Each stage is one role note:

Ingest is a code role on a cron schedule. It pulls new calls from the Krisp API and writes raw transcript notes. This is the only source-specific stage: swap the script and the same downstream pipeline processes YouTube captions or meeting bot output instead.
Segmentation is an LLM role triggered by transcripts/**. It reads the transcript from the delivery payload and writes a coarse topic map with time ranges.
Extraction is an LLM role triggered by segments/**. It writes the call note, mints or appends concept notes, adds action checkboxes to the daily note, and appends to topic logs. Every claim quotes the transcript segment verbatim, so facts trace to the source.

Nobody invokes anything. A transcript lands and the change-webhook cascade does the rest; max_depth bounds the chain and nothing triggers on the output folders, so it terminates. Cost sits around $0.15 in model calls for a 50-minute call. The pipeline lives at github.com/trip2g/krisp_knowledge.

The pattern generalizes: an ingest code role per source, plus source-agnostic LLM roles chained by change webhooks. That is fleet's shape for any "raw input in, structured knowledge out" problem.

Running fleet

Fleet ships in the trip2g repo as a standalone binary:

go build -o fleet ./cmd/fleet

./fleet \
  --trip2g-url https://your-hub.example \
  --callback-url http://fleet-host:9090 \
  --jwt-secret  "<hub user-token secret>" \
  --fleet-secret "<any random seed>" \
  --llm-base-url https://openrouter.ai/api/v1 \
  --llm-api-key  "<key>" \
  --agents-folder roles/ \
  --allowed-programs python,bash

Every flag has a TRIP2G_FLEET_<FLAG> environment variable equivalent. The --jwt-secret is the hub's user-token secret: fleet uses it to self-provision an admin identity, so no manual API-key ceremony. --llm-base-url takes any OpenAI-compatible endpoint, including a local model.

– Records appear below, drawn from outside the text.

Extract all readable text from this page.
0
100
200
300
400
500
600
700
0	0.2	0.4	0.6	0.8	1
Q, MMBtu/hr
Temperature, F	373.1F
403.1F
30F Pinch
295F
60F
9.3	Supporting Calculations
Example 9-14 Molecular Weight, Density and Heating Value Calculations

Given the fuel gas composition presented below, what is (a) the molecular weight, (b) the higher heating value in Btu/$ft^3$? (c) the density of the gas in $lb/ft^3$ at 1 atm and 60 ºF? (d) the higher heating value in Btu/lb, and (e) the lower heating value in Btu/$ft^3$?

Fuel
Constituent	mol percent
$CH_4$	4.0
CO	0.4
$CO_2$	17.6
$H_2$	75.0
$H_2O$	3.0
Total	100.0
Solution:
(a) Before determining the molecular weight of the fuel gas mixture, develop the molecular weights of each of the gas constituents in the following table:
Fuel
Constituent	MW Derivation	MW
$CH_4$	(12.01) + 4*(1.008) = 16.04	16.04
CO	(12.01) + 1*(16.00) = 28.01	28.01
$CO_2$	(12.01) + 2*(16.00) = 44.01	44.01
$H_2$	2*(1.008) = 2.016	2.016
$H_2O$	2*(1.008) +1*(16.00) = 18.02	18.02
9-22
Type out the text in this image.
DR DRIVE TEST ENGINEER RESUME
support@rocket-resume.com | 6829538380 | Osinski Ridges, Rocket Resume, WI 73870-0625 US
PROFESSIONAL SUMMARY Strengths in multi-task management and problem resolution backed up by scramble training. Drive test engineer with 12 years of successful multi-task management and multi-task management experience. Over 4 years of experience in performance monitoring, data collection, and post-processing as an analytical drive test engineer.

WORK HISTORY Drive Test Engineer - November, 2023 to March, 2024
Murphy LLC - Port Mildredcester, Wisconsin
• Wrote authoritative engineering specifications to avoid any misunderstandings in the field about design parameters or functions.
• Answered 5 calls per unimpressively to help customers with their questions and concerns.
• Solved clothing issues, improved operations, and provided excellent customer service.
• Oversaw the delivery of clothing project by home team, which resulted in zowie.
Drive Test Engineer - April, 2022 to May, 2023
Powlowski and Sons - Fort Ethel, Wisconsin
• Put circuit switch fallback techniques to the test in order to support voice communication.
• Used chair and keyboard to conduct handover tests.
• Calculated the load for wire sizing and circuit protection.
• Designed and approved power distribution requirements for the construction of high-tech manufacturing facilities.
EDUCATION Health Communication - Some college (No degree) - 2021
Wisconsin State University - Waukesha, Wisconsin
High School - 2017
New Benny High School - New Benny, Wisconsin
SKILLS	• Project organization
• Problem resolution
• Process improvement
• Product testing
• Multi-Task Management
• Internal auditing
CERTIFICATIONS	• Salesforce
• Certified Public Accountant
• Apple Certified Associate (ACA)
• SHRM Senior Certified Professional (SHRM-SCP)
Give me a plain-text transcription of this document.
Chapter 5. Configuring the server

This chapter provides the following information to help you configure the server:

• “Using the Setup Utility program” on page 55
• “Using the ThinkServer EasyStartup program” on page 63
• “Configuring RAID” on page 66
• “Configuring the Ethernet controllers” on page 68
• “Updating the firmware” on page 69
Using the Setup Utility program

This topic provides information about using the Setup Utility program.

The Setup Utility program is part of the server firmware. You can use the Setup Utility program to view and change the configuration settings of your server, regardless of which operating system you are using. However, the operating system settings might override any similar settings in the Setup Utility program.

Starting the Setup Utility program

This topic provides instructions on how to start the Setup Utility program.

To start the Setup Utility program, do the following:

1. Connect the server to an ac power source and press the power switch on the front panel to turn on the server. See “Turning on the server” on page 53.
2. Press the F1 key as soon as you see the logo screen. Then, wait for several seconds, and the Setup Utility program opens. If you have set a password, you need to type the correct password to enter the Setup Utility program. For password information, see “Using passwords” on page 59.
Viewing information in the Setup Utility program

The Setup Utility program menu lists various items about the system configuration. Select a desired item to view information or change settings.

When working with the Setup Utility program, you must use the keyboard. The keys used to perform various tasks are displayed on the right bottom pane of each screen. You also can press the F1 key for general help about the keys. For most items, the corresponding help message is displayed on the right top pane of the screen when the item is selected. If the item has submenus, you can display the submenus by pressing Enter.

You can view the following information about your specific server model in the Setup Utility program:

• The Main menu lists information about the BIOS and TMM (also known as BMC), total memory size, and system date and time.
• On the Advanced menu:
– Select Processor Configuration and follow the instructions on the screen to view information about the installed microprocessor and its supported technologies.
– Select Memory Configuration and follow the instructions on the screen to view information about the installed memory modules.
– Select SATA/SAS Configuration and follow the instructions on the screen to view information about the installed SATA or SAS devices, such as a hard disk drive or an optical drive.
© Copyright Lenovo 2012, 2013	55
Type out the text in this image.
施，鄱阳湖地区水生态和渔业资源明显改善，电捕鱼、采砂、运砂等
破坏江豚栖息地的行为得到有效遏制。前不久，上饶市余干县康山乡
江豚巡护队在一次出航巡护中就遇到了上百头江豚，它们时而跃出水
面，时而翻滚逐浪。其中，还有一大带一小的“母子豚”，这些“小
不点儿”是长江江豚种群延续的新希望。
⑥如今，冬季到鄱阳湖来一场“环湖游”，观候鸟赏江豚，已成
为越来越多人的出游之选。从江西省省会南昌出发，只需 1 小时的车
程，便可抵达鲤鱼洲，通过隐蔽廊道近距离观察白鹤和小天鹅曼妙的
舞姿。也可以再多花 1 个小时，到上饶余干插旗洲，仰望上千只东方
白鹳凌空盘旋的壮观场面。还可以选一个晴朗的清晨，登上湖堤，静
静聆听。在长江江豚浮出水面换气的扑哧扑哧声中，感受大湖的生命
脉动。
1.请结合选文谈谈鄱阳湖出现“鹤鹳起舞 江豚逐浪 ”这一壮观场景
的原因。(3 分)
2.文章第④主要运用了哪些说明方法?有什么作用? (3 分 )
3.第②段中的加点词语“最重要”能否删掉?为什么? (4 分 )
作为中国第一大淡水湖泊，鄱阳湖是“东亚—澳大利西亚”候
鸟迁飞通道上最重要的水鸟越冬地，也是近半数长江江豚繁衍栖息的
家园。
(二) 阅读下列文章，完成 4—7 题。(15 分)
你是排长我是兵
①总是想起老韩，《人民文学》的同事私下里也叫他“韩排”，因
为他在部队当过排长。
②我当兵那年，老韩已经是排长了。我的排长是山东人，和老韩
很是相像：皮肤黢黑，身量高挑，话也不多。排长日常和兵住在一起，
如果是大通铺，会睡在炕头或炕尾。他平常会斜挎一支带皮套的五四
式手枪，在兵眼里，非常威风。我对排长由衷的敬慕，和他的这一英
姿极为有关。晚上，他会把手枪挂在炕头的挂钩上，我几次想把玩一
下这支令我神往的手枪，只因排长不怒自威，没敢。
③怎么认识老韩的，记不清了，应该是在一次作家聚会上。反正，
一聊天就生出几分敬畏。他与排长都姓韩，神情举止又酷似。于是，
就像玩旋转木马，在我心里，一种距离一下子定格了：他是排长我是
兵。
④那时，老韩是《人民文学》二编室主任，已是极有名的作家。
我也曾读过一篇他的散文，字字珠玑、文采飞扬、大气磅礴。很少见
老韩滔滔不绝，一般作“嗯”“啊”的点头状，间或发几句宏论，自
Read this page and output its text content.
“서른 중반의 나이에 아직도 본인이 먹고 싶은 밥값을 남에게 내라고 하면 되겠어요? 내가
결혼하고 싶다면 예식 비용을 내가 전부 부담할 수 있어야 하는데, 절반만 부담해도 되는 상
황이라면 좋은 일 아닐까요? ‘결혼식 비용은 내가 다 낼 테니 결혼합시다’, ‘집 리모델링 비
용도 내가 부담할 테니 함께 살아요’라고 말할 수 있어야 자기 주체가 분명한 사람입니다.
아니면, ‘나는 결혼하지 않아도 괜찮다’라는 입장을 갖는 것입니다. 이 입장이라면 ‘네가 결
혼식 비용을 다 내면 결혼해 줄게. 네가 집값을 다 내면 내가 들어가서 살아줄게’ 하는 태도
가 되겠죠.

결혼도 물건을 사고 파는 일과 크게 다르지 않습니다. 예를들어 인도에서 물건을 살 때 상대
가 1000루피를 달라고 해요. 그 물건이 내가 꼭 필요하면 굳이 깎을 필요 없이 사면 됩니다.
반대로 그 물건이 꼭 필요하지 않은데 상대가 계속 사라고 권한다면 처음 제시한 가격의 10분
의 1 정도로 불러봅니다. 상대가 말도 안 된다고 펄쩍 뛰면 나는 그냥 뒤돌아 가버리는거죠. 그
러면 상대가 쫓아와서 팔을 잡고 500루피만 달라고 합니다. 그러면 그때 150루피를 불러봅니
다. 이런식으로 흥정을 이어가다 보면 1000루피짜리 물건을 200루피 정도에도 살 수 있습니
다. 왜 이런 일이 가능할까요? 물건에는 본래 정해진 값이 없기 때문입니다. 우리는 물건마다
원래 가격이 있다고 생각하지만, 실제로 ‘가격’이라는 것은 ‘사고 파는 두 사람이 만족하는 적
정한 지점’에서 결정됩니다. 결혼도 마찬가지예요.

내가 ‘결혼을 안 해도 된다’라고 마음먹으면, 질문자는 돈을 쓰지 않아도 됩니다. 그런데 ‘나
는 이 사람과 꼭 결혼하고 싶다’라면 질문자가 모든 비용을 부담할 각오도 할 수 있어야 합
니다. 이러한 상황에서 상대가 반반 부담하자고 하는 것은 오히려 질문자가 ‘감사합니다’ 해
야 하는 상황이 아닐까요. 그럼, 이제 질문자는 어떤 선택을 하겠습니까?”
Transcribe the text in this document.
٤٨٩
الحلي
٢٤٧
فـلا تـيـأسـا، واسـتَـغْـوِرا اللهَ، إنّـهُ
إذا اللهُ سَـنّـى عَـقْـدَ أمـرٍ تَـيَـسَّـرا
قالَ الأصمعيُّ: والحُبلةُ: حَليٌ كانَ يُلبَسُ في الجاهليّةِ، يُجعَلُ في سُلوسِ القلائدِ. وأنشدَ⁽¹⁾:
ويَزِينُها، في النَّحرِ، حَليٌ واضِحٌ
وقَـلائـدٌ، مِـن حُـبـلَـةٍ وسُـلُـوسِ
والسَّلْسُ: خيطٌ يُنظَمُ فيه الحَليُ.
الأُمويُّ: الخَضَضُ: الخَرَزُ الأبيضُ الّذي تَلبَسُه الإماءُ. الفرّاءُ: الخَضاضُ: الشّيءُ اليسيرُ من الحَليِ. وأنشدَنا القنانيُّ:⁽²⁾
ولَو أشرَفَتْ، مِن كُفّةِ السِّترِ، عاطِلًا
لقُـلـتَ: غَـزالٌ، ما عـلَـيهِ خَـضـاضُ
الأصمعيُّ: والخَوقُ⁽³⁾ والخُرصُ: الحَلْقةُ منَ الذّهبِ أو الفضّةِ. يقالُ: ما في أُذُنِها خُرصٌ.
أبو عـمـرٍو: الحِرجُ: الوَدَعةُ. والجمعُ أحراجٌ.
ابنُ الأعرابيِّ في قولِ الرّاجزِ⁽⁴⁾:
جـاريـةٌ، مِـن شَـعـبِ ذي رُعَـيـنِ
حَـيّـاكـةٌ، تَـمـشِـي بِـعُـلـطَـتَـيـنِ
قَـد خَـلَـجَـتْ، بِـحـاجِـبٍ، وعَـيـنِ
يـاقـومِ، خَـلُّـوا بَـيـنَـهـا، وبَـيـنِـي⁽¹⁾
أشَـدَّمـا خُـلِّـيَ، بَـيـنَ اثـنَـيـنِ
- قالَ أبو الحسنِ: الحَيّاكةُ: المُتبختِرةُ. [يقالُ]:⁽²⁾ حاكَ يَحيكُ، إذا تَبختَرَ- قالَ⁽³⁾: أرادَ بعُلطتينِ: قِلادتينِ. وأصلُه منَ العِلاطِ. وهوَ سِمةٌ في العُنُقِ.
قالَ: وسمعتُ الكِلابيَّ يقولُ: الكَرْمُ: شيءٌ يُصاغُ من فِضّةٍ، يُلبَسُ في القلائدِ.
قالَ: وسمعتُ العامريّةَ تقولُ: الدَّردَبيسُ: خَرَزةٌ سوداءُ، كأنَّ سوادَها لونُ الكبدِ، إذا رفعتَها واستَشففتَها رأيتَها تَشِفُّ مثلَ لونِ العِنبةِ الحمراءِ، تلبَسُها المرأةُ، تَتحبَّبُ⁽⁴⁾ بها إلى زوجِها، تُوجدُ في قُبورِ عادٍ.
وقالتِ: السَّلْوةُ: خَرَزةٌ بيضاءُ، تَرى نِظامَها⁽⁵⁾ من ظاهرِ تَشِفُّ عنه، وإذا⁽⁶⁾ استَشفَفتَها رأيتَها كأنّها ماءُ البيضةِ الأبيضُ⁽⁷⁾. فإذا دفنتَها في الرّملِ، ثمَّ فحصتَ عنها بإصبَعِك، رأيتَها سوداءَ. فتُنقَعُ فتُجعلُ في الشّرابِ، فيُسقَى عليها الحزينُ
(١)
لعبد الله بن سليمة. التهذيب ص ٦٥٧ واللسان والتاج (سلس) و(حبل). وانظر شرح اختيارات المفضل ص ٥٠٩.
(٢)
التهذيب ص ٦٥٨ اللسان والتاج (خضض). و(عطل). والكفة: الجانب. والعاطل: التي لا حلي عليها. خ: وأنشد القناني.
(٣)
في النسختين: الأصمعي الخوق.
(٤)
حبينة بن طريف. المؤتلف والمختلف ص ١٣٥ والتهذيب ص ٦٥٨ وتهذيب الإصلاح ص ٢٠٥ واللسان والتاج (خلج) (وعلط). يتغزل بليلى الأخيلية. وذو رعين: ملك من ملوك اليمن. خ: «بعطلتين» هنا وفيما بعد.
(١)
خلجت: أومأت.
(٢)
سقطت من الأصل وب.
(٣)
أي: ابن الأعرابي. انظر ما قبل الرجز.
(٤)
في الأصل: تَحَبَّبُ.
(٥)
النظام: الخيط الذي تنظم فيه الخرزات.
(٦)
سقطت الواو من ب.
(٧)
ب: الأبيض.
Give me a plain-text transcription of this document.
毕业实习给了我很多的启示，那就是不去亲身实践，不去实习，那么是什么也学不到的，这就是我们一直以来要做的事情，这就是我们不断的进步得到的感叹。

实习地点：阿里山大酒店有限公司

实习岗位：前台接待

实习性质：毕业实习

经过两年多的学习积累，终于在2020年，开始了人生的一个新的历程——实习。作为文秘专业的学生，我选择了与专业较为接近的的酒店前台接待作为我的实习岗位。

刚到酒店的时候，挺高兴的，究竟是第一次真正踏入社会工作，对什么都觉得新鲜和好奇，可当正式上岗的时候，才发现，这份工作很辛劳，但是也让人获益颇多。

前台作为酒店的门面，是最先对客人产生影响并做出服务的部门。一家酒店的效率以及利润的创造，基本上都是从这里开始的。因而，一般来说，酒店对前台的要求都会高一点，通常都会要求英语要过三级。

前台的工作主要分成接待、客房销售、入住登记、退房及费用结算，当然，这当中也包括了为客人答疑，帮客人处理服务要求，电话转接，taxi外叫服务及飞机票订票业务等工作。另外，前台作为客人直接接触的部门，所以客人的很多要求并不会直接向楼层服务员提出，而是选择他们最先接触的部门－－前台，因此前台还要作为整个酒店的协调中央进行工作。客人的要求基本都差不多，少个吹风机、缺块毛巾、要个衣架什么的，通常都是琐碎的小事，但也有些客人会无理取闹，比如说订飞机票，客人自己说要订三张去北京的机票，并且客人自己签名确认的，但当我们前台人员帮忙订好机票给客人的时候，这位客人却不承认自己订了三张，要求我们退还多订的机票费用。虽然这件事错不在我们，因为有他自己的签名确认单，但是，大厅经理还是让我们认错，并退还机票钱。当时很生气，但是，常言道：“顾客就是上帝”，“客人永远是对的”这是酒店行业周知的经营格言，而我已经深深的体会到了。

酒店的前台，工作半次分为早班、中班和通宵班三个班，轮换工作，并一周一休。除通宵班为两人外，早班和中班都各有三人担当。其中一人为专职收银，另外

Two switches make roles cheap to develop:

--dry-run discovers and validates every role, prints the resolved config, and exits without registering anything.
--once role.md --vault ./my-vault runs a single role against a local folder with no hub and no webhooks: edit, run, inspect the output files, repeat.

Start with one role, a cheap model, and tight write_patterns. Widen from there once the runs look right.